Someone complimented Rod on the brandy, sotto voce. Someone coughed loudly, and Spoon picked up where he’d left off, but with a lighter tone in his voice. ‘We’re both working-class boys made good, Lawrence. We’ve given away millions. Simple charity. Almost effortless. Sign a cheque and salve your conscience. It’s almost too easy. This . . . this is a project that takes us back to our roots. It’s a real chance to do something for a whole community.’
‘I see. And you want me to write something about this?’
‘I would be only too happy if you did, but no. Maurice was right when he said this is less the creating of a story than the correcting of one.’
‘I’m sorry,’ Lawrence lied, like Troy. ‘I don’t quite follow.’
Maurice took over. ‘You can hardly have missed the rumours about gangland villainy. It’s been in all the papers.’
‘All the papers except yours,’ said Rod, and Troy wondered about the curious path of genes: that his own father could have produced an eldest son capable of such stupidity, of such gaffe-making, foot-in-gob stupidity.
Lawrence said nothing, forcing Maurice to spell it ou
t.
‘All those rumours concern two brothers called Lorcan and Patrick Ryan.
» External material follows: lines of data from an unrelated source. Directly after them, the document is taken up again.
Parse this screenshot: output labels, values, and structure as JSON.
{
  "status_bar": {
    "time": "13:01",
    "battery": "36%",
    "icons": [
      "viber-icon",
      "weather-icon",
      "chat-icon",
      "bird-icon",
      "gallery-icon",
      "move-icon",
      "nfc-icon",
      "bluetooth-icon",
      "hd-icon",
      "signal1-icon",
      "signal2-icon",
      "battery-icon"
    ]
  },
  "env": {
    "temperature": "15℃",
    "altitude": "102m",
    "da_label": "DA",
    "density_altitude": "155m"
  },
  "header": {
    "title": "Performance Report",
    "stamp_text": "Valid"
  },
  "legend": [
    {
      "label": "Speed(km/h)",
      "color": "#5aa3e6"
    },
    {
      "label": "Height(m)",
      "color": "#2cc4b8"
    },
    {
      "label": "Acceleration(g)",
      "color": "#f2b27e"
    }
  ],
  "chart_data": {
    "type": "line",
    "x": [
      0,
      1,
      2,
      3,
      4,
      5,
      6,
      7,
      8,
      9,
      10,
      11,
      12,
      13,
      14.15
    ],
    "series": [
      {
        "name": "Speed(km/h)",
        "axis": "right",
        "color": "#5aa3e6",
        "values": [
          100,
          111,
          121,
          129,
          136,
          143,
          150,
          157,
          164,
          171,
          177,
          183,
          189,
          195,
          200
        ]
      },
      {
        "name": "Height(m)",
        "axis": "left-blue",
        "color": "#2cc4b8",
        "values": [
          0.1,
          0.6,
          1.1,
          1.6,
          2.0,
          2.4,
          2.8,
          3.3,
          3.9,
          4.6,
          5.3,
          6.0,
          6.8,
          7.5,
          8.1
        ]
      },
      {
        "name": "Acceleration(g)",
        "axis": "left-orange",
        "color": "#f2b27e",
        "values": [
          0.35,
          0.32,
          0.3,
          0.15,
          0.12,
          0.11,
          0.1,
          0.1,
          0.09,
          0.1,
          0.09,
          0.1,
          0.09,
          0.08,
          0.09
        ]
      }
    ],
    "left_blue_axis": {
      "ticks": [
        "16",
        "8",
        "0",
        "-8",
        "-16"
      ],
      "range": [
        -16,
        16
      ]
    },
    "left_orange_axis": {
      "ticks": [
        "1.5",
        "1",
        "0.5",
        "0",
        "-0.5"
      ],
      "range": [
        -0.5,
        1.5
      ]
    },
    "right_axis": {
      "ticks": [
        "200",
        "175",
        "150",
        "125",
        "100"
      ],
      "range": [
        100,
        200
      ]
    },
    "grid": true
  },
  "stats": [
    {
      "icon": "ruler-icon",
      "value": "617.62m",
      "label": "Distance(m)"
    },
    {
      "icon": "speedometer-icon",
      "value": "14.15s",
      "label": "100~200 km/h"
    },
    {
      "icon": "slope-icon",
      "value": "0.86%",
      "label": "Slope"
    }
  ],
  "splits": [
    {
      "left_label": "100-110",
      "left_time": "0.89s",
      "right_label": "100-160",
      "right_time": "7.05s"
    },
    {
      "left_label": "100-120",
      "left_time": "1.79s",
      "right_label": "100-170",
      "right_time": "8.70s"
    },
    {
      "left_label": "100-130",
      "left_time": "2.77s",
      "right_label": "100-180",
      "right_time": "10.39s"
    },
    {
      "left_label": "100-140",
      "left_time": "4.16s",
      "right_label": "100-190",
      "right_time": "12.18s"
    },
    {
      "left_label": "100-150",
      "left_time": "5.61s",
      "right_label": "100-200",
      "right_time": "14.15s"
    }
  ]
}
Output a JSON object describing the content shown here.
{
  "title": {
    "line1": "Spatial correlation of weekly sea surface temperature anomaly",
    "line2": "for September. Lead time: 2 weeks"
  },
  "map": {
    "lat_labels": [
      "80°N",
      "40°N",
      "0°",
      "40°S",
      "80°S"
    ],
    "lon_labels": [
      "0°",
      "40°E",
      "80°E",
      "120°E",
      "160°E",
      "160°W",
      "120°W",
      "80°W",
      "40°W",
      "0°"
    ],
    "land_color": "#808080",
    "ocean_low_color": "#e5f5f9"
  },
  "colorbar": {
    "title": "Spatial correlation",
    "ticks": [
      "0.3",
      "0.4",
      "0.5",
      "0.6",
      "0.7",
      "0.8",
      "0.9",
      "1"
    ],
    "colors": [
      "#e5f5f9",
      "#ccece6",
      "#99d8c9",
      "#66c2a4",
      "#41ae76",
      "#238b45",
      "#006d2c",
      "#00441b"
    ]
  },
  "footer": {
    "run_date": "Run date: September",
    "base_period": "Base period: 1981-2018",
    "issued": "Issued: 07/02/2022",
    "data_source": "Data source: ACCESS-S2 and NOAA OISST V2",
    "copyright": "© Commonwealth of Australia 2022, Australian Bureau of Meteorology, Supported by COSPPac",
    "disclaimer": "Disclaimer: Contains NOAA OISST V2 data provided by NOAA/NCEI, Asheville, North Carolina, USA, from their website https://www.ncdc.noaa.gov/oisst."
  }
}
They’re Danny Ryan’s younger brothers. They run several businesses out of Watney Market, and the rumour about them owning a nightclub up West is also true. Danny’s done very well since the war and so have his brothers. They’re partners in this project too.’
‘All of them? Danny too?’
‘No, not Danny.’
‘I see. And what is it you want me to do?’
‘We want you to print the truth.’
‘I always print the truth.’
Spoon again: ‘We came to you because you alone of the Fleet Street editors have chosen not to repeat these groundless rumours.’
‘Groundless? Perhaps. But if you ask me to refute I will inevitably have to repeat in order to refute. I cannot deny what I do not know to be false.’
‘Trust me,’ Maurice ventured. ‘It’s all lies.’
‘You know, Maurice, when someone says, “Trust me,” my journalist’s hackles rise.’
‘Lawrence, all the stories are bollocks. I know these people. I grew up among them. It’s a case of give a dog a bad name. You come from a place like Watney Market and trouble comes looking for you the minute you set foot out of the door. You don’t need to be bad: bad is the condition of living. I have a juvenile record meself, but I made good. And I can tell you now, the Ryan twins have no worse a record than I do. We’ve all been there. What I’ve seen in the papers in the last few weeks is a refusal to let working-class kids grow up and clean up. I don’t wholly blame the press for that. I blame the police, who seem to want to pin everything that goes down in East London on them. The truth is, there’s something in our society that cannot bear to see a kid from the slums make good, something that will always rake up their background and use it against them. That’s why we’re Labour. All of us, you, me, Rod and Ted. Because we don’t believe a man is damned by his beginnings. We believe in making good, we believe in equality and we believe in meritocracy. We take the Ryans on their merits. In a project like this we need local knowledge. Men who can speak for the community. Without the Ryans we’ve got a project, that I can’t deny, but without them it doesn’t connect to the lives of the people in that community. If we don’t get that local involvement then we might as well be a company from America or Germany just steaming in, knocking down and building up. Bricks and mortar, sure, but the life wouldn’t be there. We need these men. We need men like these men. Put simply, they’re being slandered.’